One of the buzzwords of the day in IT is Information Lifecycle Management, This basically means using a fancy database to track information assets, how they are stored, backed up and disposed of in accordance to retention policies and various legislative mandates like the Sarbanes-Oxley law. Companies like Microsoft discovered to their dismay the consequences of having incriminating information dragged into court under subpoena.

It seems the price of forgetfulness is eternal vigilance…

A side note – one of the things that seems consistently forgotten whenever designing a database is archiving and deleting old historical data – the data just keeps accumulating, usually until the database becomes obsolete and is decommissioned or the original designers have moved on to other jobs.
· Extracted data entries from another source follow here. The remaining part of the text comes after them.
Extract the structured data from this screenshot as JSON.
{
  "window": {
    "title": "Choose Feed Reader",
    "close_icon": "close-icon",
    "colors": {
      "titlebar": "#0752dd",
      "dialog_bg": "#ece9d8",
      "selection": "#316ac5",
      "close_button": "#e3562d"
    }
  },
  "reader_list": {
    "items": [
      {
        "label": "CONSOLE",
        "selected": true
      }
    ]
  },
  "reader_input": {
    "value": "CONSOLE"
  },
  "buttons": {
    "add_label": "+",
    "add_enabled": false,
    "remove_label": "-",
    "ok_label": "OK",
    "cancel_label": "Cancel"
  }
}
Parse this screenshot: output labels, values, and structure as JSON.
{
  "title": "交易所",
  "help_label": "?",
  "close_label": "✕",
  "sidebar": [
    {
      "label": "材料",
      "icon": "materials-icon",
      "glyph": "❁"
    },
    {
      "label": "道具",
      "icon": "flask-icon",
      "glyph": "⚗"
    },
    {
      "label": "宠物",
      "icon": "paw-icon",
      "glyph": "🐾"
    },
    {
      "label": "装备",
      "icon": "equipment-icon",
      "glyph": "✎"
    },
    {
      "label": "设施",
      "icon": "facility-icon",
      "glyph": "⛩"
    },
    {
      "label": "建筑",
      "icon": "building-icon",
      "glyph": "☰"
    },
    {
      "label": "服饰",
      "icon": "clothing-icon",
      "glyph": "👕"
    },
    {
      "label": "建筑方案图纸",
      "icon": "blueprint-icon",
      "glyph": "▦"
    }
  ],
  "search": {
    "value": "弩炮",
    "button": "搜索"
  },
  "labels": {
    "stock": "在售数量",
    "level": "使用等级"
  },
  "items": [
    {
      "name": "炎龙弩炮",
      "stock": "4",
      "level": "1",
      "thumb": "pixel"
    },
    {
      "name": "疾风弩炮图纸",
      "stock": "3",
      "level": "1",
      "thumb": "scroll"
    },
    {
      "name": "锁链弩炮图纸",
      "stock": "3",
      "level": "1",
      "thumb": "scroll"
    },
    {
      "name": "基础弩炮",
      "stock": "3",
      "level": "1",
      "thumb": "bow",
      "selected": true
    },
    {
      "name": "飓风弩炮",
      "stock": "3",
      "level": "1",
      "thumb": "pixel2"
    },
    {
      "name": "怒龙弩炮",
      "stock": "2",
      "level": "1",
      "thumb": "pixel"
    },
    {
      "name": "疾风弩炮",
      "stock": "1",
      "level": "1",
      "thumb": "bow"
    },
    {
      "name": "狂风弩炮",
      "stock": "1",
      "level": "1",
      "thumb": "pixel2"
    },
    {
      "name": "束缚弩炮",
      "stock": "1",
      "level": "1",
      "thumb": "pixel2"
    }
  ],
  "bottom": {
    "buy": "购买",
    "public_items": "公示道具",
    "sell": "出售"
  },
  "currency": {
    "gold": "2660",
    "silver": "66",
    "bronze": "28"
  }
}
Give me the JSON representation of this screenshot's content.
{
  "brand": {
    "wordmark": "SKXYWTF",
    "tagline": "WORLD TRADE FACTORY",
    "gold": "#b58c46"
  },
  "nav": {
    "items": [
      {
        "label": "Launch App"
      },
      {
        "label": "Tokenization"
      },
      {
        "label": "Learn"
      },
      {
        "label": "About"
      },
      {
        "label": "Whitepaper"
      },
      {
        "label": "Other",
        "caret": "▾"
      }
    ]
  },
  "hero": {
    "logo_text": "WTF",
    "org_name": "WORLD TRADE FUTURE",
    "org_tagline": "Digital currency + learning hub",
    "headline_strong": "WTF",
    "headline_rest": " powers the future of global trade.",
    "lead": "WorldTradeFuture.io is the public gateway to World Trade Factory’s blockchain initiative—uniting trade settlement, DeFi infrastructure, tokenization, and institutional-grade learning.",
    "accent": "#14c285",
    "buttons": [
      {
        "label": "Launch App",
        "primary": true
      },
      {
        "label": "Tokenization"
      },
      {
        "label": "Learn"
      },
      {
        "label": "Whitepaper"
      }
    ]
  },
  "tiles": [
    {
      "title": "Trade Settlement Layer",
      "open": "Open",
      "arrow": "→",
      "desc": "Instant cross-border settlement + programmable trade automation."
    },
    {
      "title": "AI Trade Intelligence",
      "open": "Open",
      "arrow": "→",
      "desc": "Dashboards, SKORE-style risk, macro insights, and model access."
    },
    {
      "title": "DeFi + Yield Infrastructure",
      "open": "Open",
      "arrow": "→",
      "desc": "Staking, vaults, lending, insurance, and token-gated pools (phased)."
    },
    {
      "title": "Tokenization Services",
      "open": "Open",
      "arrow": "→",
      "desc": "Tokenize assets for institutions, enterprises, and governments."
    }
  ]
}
In large scale databases, the efficient archiving of data requires partitioning, and is several orders of magnitude harder if the partitioning was poorly designed in the original data model. For instance, if some classers of historical data have to be held for longer retention period than others, make sure they are stored in different partitions as well, otherwise separating them will require lengthy batches. If you are specifying a database today, for your successors’ sake, plan for the orderly disposal of data once it is no longer relevant.